Au-delà des instruments existants, la réalisation de cette ambition faisait appel à une nouvelle méthode dite de "coordination ouverte" des politiques nationales qui vise à les améliorer et à développer des synergies entre elles.
Les premiers pas
Dans un contexte économique difficile, les progrès en vue d'atteindre ces objectifs ont tardé à se matérialiser et le Conseil européen de Barcelone en mars 2002 a jugé nécessaire de préciser certains objectifs. Ainsi, il a établit des objectifs quantitatifs à atteindre:
- accroître les investissements en R&D pour atteindre 3% du PIB dont au moins les deux tiers venant du secteur privé ;
- réduire les formalités administratives afin de faciliter l'entreprenariat ;
- atteindre un taux d'emploi de 70% de la population active (60% pour les femmes).
Consacrer 3% du PIB à la R&D était sans conteste un objectif ambitieux. En effet, le niveau d'investissement dans la R&D en Europe s'élevait en 2000 à 1,9% du PIB, comparé à 2,7% aux États-unis et 3% au Japon. L'écart entre les investissements dans la recherche dans l'UE et aux Etats-Unis s'élevait à plus de 120 milliards d'Euros par an. Pour atteindre l'objectif des 3%, l'effort de R&D dans l'UE devait augmenter de plus de 50% et l'impact sur la croissance et l'emploi dans l'UE à long terme était estimé à environ 0,5% de production supplémentaire et de 400 000 emplois supplémentaires chaque année après 2010.
Aussi, dès septembre 2002, la Commission adoptait une première communication intitulée "Plus de recherche pour l'Europe. Objectif : 3% du PIB" contenant des recommandations pour les Etats membres, l'industrie et les autres parties prenantes au dossier, en vue d'atteindre l'objectif des 3%.

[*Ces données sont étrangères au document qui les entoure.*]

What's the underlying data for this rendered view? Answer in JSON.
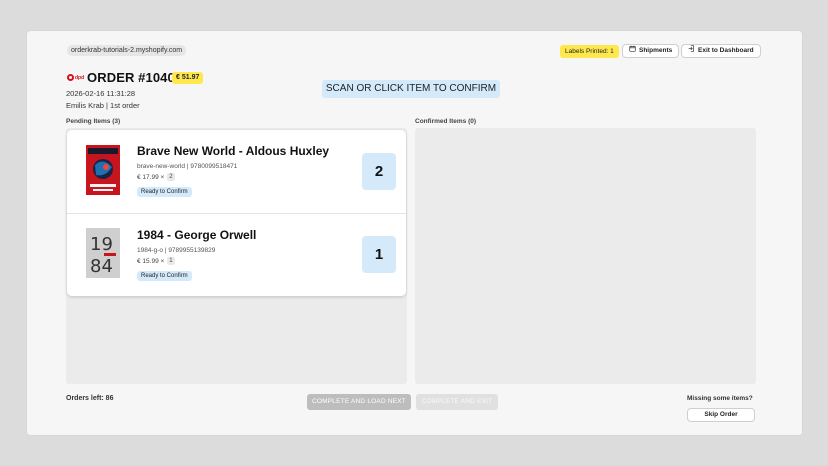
{
  "header": {
    "store_domain": "orderkrab-tutorials-2.myshopify.com",
    "labels_printed": "Labels Printed: 1",
    "shipments_label": "Shipments",
    "exit_label": "Exit to Dashboard"
  },
  "order": {
    "carrier": "dpd",
    "title": "ORDER #1040",
    "total": "€ 51.97",
    "date": "2026-02-16 11:31:28",
    "customer": "Emilis Krab | 1st order"
  },
  "scan_banner": "SCAN OR CLICK ITEM TO CONFIRM",
  "pending": {
    "header": "Pending Items (3)",
    "items": [
      {
        "title": "Brave New World - Aldous Huxley",
        "meta": "brave-new-world | 9780099518471",
        "price": "€ 17.99 ×",
        "qty_chip": "2",
        "status": "Ready to Confirm",
        "qty_box": "2"
      },
      {
        "title": "1984 - George Orwell",
        "meta": "1984-g-o | 9789955139829",
        "price": "€ 15.99 ×",
        "qty_chip": "1",
        "status": "Ready to Confirm",
        "qty_box": "1"
      }
    ]
  },
  "confirmed": {
    "header": "Confirmed Items (0)"
  },
  "footer": {
    "orders_left": "Orders left: 86",
    "complete_load_next": "COMPLETE AND LOAD NEXT",
    "complete_exit": "COMPLETE AND EXIT",
    "missing_items": "Missing some items?",
    "skip_order": "Skip Order"
  },
  "colors": {
    "accent_yellow": "#ffe84d",
    "accent_blue": "#d4eafb",
    "disabled_grey": "#bdbdbd",
    "carrier_red": "#d5111c"
  }
}
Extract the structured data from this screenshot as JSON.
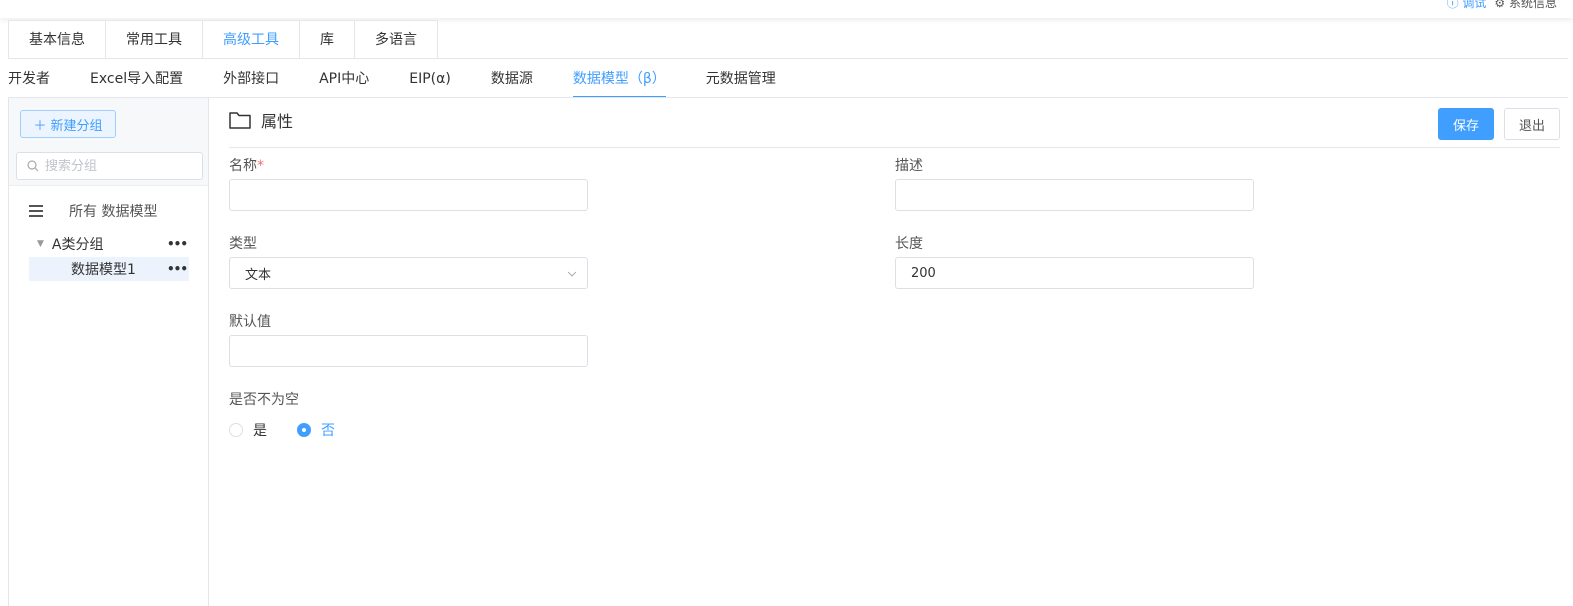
{
  "top": {
    "debug_label": "调试",
    "system_label": "系统信息"
  },
  "tabs1": [
    "基本信息",
    "常用工具",
    "高级工具",
    "库",
    "多语言"
  ],
  "tabs1_active": 2,
  "tabs2": [
    "开发者",
    "Excel导入配置",
    "外部接口",
    "API中心",
    "EIP(α)",
    "数据源",
    "数据模型（β）",
    "元数据管理"
  ],
  "tabs2_active": 6,
  "sidebar": {
    "new_group_label": "新建分组",
    "search_placeholder": "搜索分组",
    "all_label": "所有 数据模型",
    "group_label": "A类分组",
    "item_label": "数据模型1"
  },
  "main": {
    "title": "属性",
    "save_label": "保存",
    "exit_label": "退出",
    "fields": {
      "name_label": "名称",
      "name_value": "",
      "desc_label": "描述",
      "desc_value": "",
      "type_label": "类型",
      "type_value": "文本",
      "length_label": "长度",
      "length_value": "200",
      "default_label": "默认值",
      "default_value": "",
      "notnull_label": "是否不为空",
      "yes_label": "是",
      "no_label": "否",
      "notnull_selected": "否"
    }
  },
  "colors": {
    "accent": "#409eff",
    "required": "#f56c6c"
  }
}
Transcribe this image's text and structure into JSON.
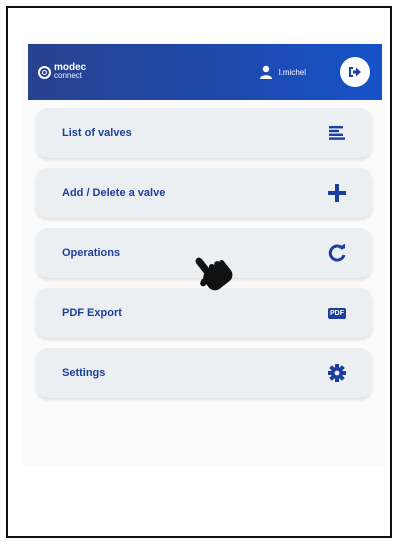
{
  "colors": {
    "header_start": "#27428f",
    "header_end": "#1552c9",
    "menu_bg": "#ebeff2",
    "accent": "#1c3f9b"
  },
  "header": {
    "logo_brand": "modec",
    "logo_sub": "connect",
    "username": "l.michel",
    "logout_icon": "logout-icon"
  },
  "menu": {
    "items": [
      {
        "label": "List of valves",
        "icon": "list-icon"
      },
      {
        "label": "Add / Delete a valve",
        "icon": "plus-icon"
      },
      {
        "label": "Operations",
        "icon": "refresh-icon"
      },
      {
        "label": "PDF Export",
        "icon": "pdf-icon",
        "badge": "PDF"
      },
      {
        "label": "Settings",
        "icon": "gear-icon"
      }
    ]
  },
  "cursor": {
    "icon": "hand-pointer-icon"
  }
}
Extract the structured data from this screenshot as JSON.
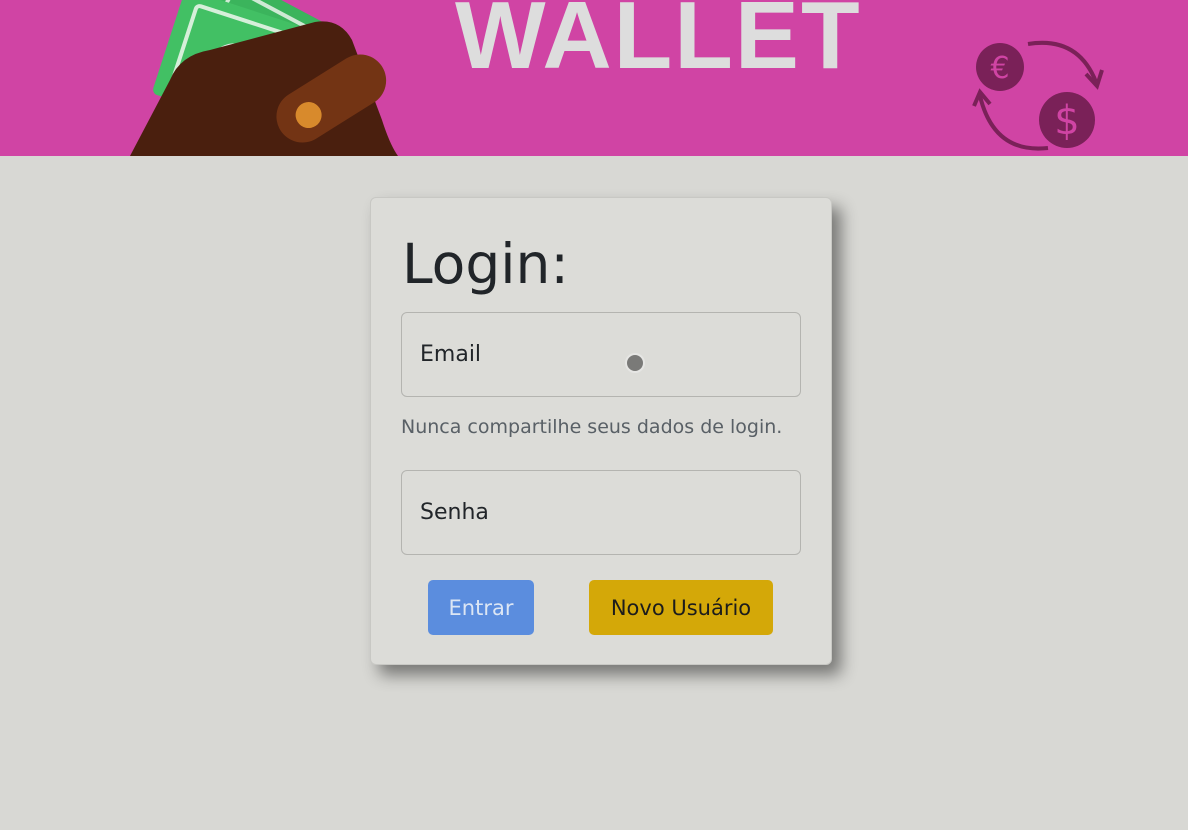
{
  "banner": {
    "title": "WALLET",
    "wallet_icon": "wallet-with-cash-icon",
    "exchange_icon": "currency-exchange-icon",
    "exchange_symbols": {
      "euro": "€",
      "dollar": "$"
    }
  },
  "login": {
    "title": "Login:",
    "email_placeholder": "Email",
    "email_help": "Nunca compartilhe seus dados de login.",
    "password_placeholder": "Senha",
    "submit_label": "Entrar",
    "register_label": "Novo Usuário"
  },
  "colors": {
    "banner": "#d044a4",
    "background": "#d8d8d4",
    "primary_button": "#5b8dde",
    "warning_button": "#d4a808"
  }
}
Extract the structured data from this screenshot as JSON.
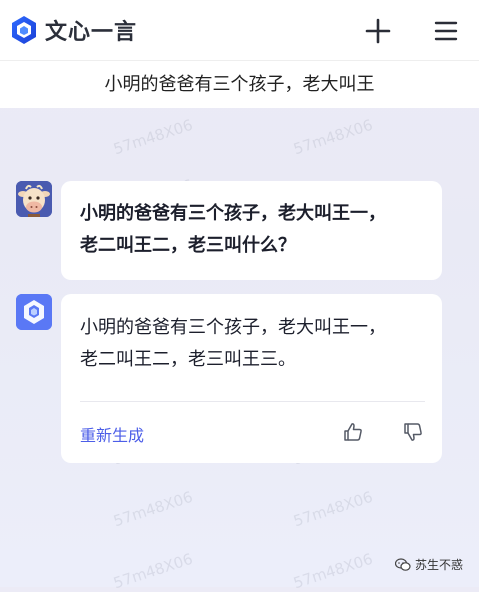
{
  "header": {
    "brand": "文心一言",
    "new_chat_icon": "plus-icon",
    "menu_icon": "hamburger-menu-icon"
  },
  "conversation": {
    "title": "小明的爸爸有三个孩子，老大叫王"
  },
  "messages": [
    {
      "role": "user",
      "avatar_icon": "cow-avatar-icon",
      "lines": [
        "小明的爸爸有三个孩子，老大叫王一，",
        "老二叫王二，老三叫什么？"
      ]
    },
    {
      "role": "assistant",
      "avatar_icon": "ernie-bot-logo-icon",
      "lines": [
        "小明的爸爸有三个孩子，老大叫王一，",
        "老二叫王二，老三叫王三。"
      ],
      "regenerate_label": "重新生成",
      "thumbs_up_icon": "thumbs-up-icon",
      "thumbs_down_icon": "thumbs-down-icon"
    }
  ],
  "watermark": "57m48X06",
  "source_tag": "苏生不惑",
  "colors": {
    "accent": "#4c5ee8",
    "background": "#ecebf6",
    "card": "#ffffff"
  }
}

Le Conseil européen de Bruxelles en mars 2003 a marqué le renforcement de l'engagement des Etats membres à atteindre l'objectif de Barcelone et a demandé la mise en place d'actions concrètes pour atteindre l'objectif des 3% et pour renforcer l'Espace européen de la recherche et de l'innovation au bénéfice de tous dans l'Europe élargie.
Le 30 avril 2003, la Commission publiait une deuxième communication intitulée "Investir dans la recherche: un plan d'action pour l'Europe", qui identifie les actions nécessaires aux niveaux national et européen pour renforcer la recherche publique et pour attirer plus d'investissements privés dans la recherche et l'innovation dans l'UE.
Ces recommandations demeuraient peu suivies d'effets et en 2004, dans son traditionnel rapport de printemps, et dans les trois rapports qui l'accompagnaient et qui portaient respectivement sur la mise en œuvre des politiques économiques pour la période 2003-2005, sur l'emploi 2003-2004, et sur le marché intérieur, la Commission dressait un tableau peu optimiste de l'état de la compétitivité de l'économie européenne et elle invitait les gouvernements à donner un nouvel élan à la stratégie de Lisbonne.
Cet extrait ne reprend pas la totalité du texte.